O cavalo de Santíssimo e a coroa do Seu 7

Ouvem-se as palmas, as gargalhadas, as cantigas e tudo é um misto de fé e festa. A energia da umbanda une todo filho de fé em uma espécie de corrente perfumada pelo benjoim que queima na brasa do carvão. Um cambono grita “laroyê”. Outro, “mojubá Exu”! Outros tantos, “saravá!”.

Por ora, as rosas vermelhas estão depositadas na tronqueira do ilê. Em desfile, a tronqueira nos serve de abre-alas. Uma espécie de casa onde os catiços exibem seus corpos quase nus como guardiões e protetores de nossa entrada. Uma casa de quimbanda. De Pomba-giras. De Seu Tranca Rua. De Seu Marabô. E, como diz a canção, onde Seu Tiriri também se faz morador. Junto às imagens, entre as lâmpadas vermelhas e as ofertas, os pontos riscados se mostram eternizados em ferro torcido. Ferro que se cruza. Marcado em fogo e solda. Assentamento e encruzilhada.

Derramando o axé de um terreiro – localizado em Santíssimo, Zona Oeste do Rio de Janeiro – a tronqueira protege o ilê comandado por Cacilda de Assis, para que os guias da mãe de santo possam baixar na Avenida. Assim, em estado de fantasia, Vovó Cambinda ganha o corpo das baianas. Na sequência, pra bradar e estremecer a terra, quem desce na gira como quem desbrava a mata é a Cabocla Jurema. “Jureminha” – indígena menina – reina e dança com seu cocar de penas herdado de Tupinambá.

Adiante – de saia encarnada, diadema e enfeitada com joias falsas – quem baixa para ser presenteada com o perfume das rosas é a Senhora Audara Maria. A pomba-gira de Cacilda; a Rainha do Oricó; a dona das rosas vermelhas e enamorada daquele que baixa na madrugada de sábado para domingo – de cartola e capa – diante do congá de Santo Antônio.

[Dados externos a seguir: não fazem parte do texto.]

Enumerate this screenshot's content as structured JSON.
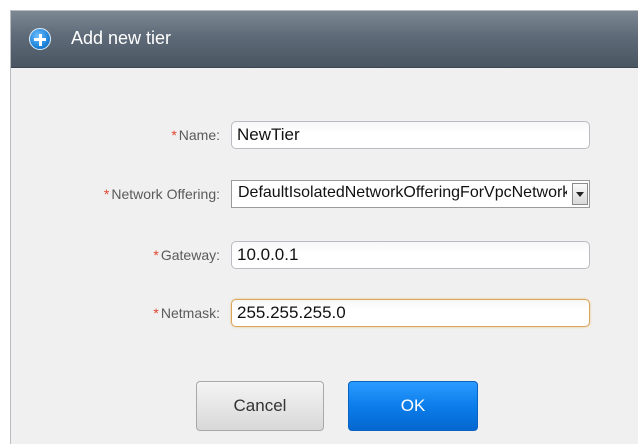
{
  "dialog": {
    "title": "Add new tier",
    "title_icon": "plus-circle-icon"
  },
  "form": {
    "required_marker": "*",
    "name": {
      "label": "Name:",
      "value": "NewTier"
    },
    "network_offering": {
      "label": "Network Offering:",
      "selected": "DefaultIsolatedNetworkOfferingForVpcNetworks"
    },
    "gateway": {
      "label": "Gateway:",
      "value": "10.0.0.1"
    },
    "netmask": {
      "label": "Netmask:",
      "value": "255.255.255.0"
    }
  },
  "buttons": {
    "cancel": "Cancel",
    "ok": "OK"
  },
  "colors": {
    "accent": "#0a7be8",
    "required": "#e0452f",
    "titlebar": "#5e6a77"
  }
}
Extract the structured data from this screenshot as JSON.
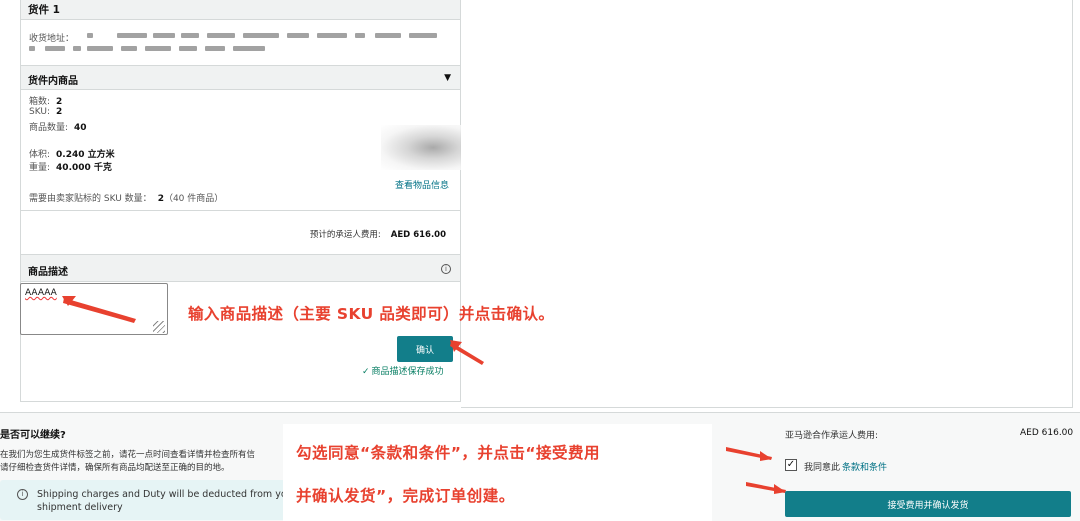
{
  "shipment": {
    "title": "货件 1",
    "address_label": "收货地址：",
    "contents_title": "货件内商品",
    "boxes_label": "箱数:",
    "boxes_value": "2",
    "sku_label": "SKU:",
    "sku_value": "2",
    "units_label": "商品数量:",
    "units_value": "40",
    "volume_label": "体积:",
    "volume_value": "0.240 立方米",
    "weight_label": "重量:",
    "weight_value": "40.000 千克",
    "view_items_link": "查看物品信息",
    "seller_label_text": "需要由卖家贴标的 SKU 数量：",
    "seller_label_count": "2",
    "seller_label_units": "（40 件商品）",
    "carrier_fee_label": "预计的承运人费用:",
    "carrier_fee_value": "AED 616.00"
  },
  "description": {
    "title": "商品描述",
    "input_value": "AAAAA",
    "confirm_label": "确认",
    "saved_message": "商品描述保存成功",
    "check_icon": "✓"
  },
  "annotations": {
    "step1": "输入商品描述（主要 SKU 品类即可）并点击确认。",
    "step2_line1": "勾选同意“条款和条件”，并点击“接受费用",
    "step2_line2": "并确认发货”，完成订单创建。",
    "color": "#e8412f"
  },
  "proceed": {
    "title": "是否可以继续?",
    "line1": "在我们为您生成货件标签之前，请花一点时间查看详情并检查所有信",
    "line2": "请仔细检查货件详情，确保所有商品均配送至正确的目的地。",
    "notice_line1": "Shipping charges and Duty will be deducted from yo",
    "notice_line2": "shipment delivery"
  },
  "summary": {
    "partner_fee_label": "亚马逊合作承运人费用:",
    "partner_fee_value": "AED 616.00",
    "agree_prefix": "我同意此",
    "agree_link": "条款和条件",
    "accept_button": "接受费用并确认发货",
    "checked": true
  },
  "colors": {
    "primary_button": "#127e8a",
    "link": "#007185",
    "success": "#067d62"
  }
}
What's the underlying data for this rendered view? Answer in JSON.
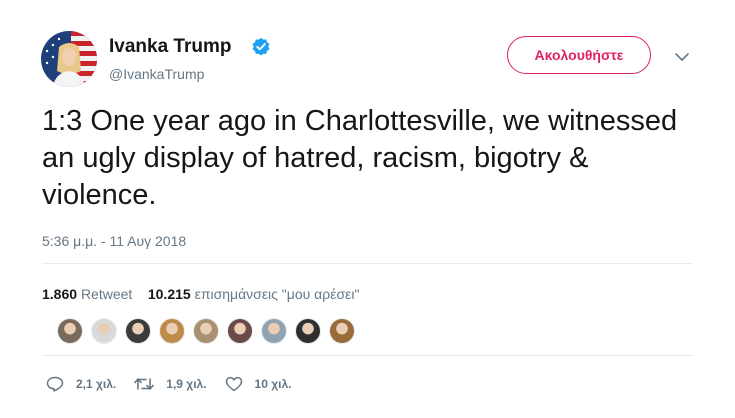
{
  "author": {
    "name": "Ivanka Trump",
    "handle": "@IvankaTrump",
    "verified_icon": "verified-badge-icon",
    "avatar_icon": "profile-photo-avatar"
  },
  "header": {
    "follow_label": "Ακολουθήστε",
    "more_icon": "chevron-down-icon"
  },
  "tweet": {
    "text": "1:3 One year ago in Charlottesville, we witnessed an ugly display of hatred, racism, bigotry & violence.",
    "timestamp": "5:36 μ.μ. - 11 Αυγ 2018"
  },
  "stats": {
    "retweet_count": "1.860",
    "retweet_label": "Retweet",
    "like_count": "10.215",
    "like_label": "επισημάνσεις \"μου αρέσει\""
  },
  "likers": {
    "count_shown": 9,
    "colors": [
      "#7a6a5c",
      "#d9d9d9",
      "#3b3b3b",
      "#c08a4a",
      "#a89070",
      "#6b4a4a",
      "#8fa3b3",
      "#2f2f2f",
      "#9a6a3a"
    ]
  },
  "actions": {
    "reply_count": "2,1 χιλ.",
    "retweet_count": "1,9 χιλ.",
    "like_count": "10 χιλ."
  },
  "colors": {
    "accent_follow": "#e0245e",
    "verified_blue": "#1da1f2",
    "secondary_text": "#657786",
    "primary_text": "#14171a",
    "divider": "#e6ecf0"
  }
}
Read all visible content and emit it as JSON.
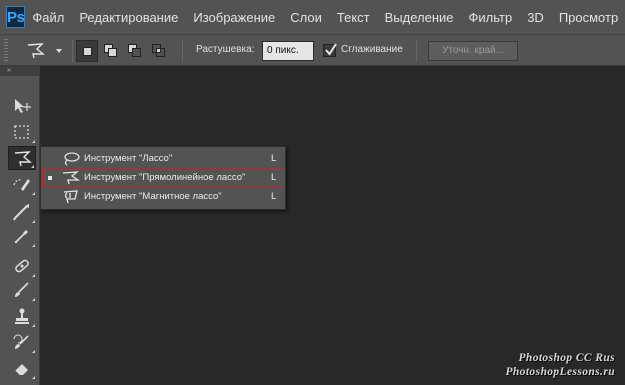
{
  "app": {
    "logo": "Ps"
  },
  "menu": [
    "Файл",
    "Редактирование",
    "Изображение",
    "Слои",
    "Текст",
    "Выделение",
    "Фильтр",
    "3D",
    "Просмотр"
  ],
  "options": {
    "feather_label": "Растушевка:",
    "feather_value": "0 пикс.",
    "antialias_label": "Сглаживание",
    "antialias_checked": true,
    "refine_edge": "Уточн. край..."
  },
  "tools_panel": {
    "collapse_glyph": "»"
  },
  "flyout": {
    "items": [
      {
        "label": "Инструмент \"Лассо\"",
        "shortcut": "L",
        "icon": "lasso-icon",
        "selected": false
      },
      {
        "label": "Инструмент \"Прямолинейное лассо\"",
        "shortcut": "L",
        "icon": "polygonal-lasso-icon",
        "selected": true
      },
      {
        "label": "Инструмент \"Магнитное лассо\"",
        "shortcut": "L",
        "icon": "magnetic-lasso-icon",
        "selected": false
      }
    ]
  },
  "watermark": {
    "line1": "Photoshop  CC  Rus",
    "line2": "PhotoshopLessons.ru"
  },
  "colors": {
    "chrome": "#535353",
    "canvas": "#282828",
    "highlight": "#c8232b",
    "logo_accent": "#38a8ff"
  }
}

Este, a estrela da casa. Aquele que deu fama ao lugar. Um exu sete encruza e mandingueiro que se autoproclamou rei e dono de quatro coroas: Rei da coroa da Lira; Rei da coroa do delogum (o jogo de búzios); Rei da coroa do carnaval e, como bom cachaceiro, Rei da coroa da palha da cana.

Exu adivinho. Um encantado lendário batizado José das Sete Liras e advindo de um tempo em que não se contava o tempo. Filho carnal de pai com descendência grega e mãe africana. Um exu carola, devoto de Nossa Senhora, que festejava seu aniversário no dia de Santo Antônio. Filho espiritual de Nanã Buruquê com Oxalá. O irmão caçula de Omulu e Ogum de Locó que, ao desencarnar, encantou-se em uma espécie de fidalgo com apreço por capa, calças, bordados, jaquetão de veludo, botas e cartola.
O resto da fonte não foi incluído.